Чудо
Когда с Шуриком накануне Нового Года приключилось чудо, ему в голову пришла единственная мысль: почему же только одна бутылка?
Нет, он не дурак же, он сразу все проверил. И беленькую проверил, и красненькое, и коньячок, и брусничную, и Митя кричал, что тратит добро впустую, что все пустое, но Шурик все проверил. Потому что не дурак. Потому что чудо так просто не дается, и оно не далось, нет. Поэтому только шампанское, не благородная беленькая, не душевное красненькое, а глупое, слезливое, только бабы его и любят, непонятно, зачем Митя купил.
— Потому что Новый Год, — сказал Митя, и Шурик что, дурак, чтобы спорить?
А начиналось все прозаично, грустно даже, пришел Митя. Принес две сетки, а в сумке — закусочки немного совсем, для приличия. Ну выпили по первой, не раздеваясь — чтобы за удачу и здоровье, старый год проводить. Вторую налили уже на кухне, и что вы думаете? Плохо пошла, не пошла совсем.
— Потому что надо было не с красненького начинать, а с водки, — сказал Митя, — чтобы новый год, новая жизнь, чистая, как слеза, правда.
Шурик и хотел поспорить, но так сладко, так заманчиво улыбалась ему нарезанная сырокопченая с тарелки, что он набил рот и согласен был на все, даже на пиво, а ведь он уже давно не был согласен на пиво, от него — толстеют. Пивное брюшко появляется от пива, слышали, наверное.
И вы не поверите, но не пошла чистая, как слеза! Пришлось закусывать батоном, а ведь все знают, что если дошло до батона, а двенадцать еще не стукнуло, дело плохо.
— Потому что надо по канону, по правилам пойти, — сказал Митя. — Приличные люди на Новый Год пьют шампанское, а ты, Шура, один из самых приличных людей, которых я знаю.
— Эх, — только и сказал Шурик, не хотел он шампанского, не приличные люди его пьют, а бабы, но ведь Митя не со зла, поэтому пришлось зажмуриться и опрокинуть в себя золотистое, праздничное.
— Кисло, кисло, — забормотал Митя, зажевывая сырокопченой.
— Кисло, — согласился Шурик, и вдруг в душе его стало тоскливо, будто за окном не новогодняя ночь, а летний вечер, и так отчетливо представились ему свежепойманные, жареные караси на тарелке под сметанным одеялом, что вырвалось:
— Карасей бы сейчас, как летом, в сметанке… С карасями-то всякая дрянь пойдет, с пузырьками или без.

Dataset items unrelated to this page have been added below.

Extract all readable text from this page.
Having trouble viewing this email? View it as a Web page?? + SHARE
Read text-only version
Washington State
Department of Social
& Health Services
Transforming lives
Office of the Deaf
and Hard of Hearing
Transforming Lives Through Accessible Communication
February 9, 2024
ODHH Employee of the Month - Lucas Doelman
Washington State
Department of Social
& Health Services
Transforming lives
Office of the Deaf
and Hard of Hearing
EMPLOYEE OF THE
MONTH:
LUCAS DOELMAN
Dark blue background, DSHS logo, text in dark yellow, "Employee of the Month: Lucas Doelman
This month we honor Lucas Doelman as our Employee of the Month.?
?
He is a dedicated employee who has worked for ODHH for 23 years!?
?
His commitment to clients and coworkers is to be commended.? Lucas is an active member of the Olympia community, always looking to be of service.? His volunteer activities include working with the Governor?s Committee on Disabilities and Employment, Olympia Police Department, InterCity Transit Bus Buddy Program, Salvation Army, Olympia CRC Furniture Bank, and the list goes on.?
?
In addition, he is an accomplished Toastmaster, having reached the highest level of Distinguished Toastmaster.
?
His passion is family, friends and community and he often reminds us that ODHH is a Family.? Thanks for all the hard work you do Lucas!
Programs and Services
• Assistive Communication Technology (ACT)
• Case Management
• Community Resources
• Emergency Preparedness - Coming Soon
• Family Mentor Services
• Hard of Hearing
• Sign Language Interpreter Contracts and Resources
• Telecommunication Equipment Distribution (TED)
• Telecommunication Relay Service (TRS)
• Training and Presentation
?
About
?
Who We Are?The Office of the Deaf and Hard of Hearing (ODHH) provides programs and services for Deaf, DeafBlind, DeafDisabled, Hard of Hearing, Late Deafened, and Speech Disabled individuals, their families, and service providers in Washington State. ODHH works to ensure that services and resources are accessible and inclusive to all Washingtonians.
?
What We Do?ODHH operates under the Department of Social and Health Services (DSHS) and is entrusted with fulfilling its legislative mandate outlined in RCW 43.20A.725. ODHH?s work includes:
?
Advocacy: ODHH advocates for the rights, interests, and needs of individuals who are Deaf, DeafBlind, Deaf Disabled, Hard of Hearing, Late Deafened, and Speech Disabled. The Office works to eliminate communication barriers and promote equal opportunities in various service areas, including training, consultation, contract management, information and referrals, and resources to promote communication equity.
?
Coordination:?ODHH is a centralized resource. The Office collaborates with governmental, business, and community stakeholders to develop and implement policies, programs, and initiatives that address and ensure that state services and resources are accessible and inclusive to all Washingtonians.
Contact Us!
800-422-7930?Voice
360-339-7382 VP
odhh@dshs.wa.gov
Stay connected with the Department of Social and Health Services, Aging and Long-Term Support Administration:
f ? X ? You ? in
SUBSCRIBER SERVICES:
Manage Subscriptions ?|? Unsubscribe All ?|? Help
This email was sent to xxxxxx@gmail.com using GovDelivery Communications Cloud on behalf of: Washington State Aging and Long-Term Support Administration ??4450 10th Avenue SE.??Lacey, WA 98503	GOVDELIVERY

И глядь — на столе тарелка, как из бабушкиного сервиза, с синими цветами, и на тарелке — два карася лежат, и белая пелена сметаны укрывает их по самые хвосты, и пахнут-то, пахнут они летом!
— Мить, ты, что ли, карасей сготовил?
— Ничего не готовил, — мотнул Митя головой. — Это, небось, ты сам купил или Валька с третьего принесла, всегда тебе все носит, до сих пор тот холодец помню.
— Да вот он, твой холодец, — отвечал Шурик рассеянно и растерянно, — снова она его принесла. Может, и карасей она, но как же так я их не увидел сразу? Это же караси, любимые мои.
И пришла ему в голову дурная мысль: всегда вот он так, не видит самое любимое, что под носом, и хорошо, если упадет хоть раз взгляд, а ведь, бывает, дни проходят, годы… И не видит. А потом и видеть нечего. Единственная женщина в его жизни, которая, как и он, не любила шампанское, жила сейчас на другом конце улицы ли, города ли, не помнил Шурик, единственная его, Машенька.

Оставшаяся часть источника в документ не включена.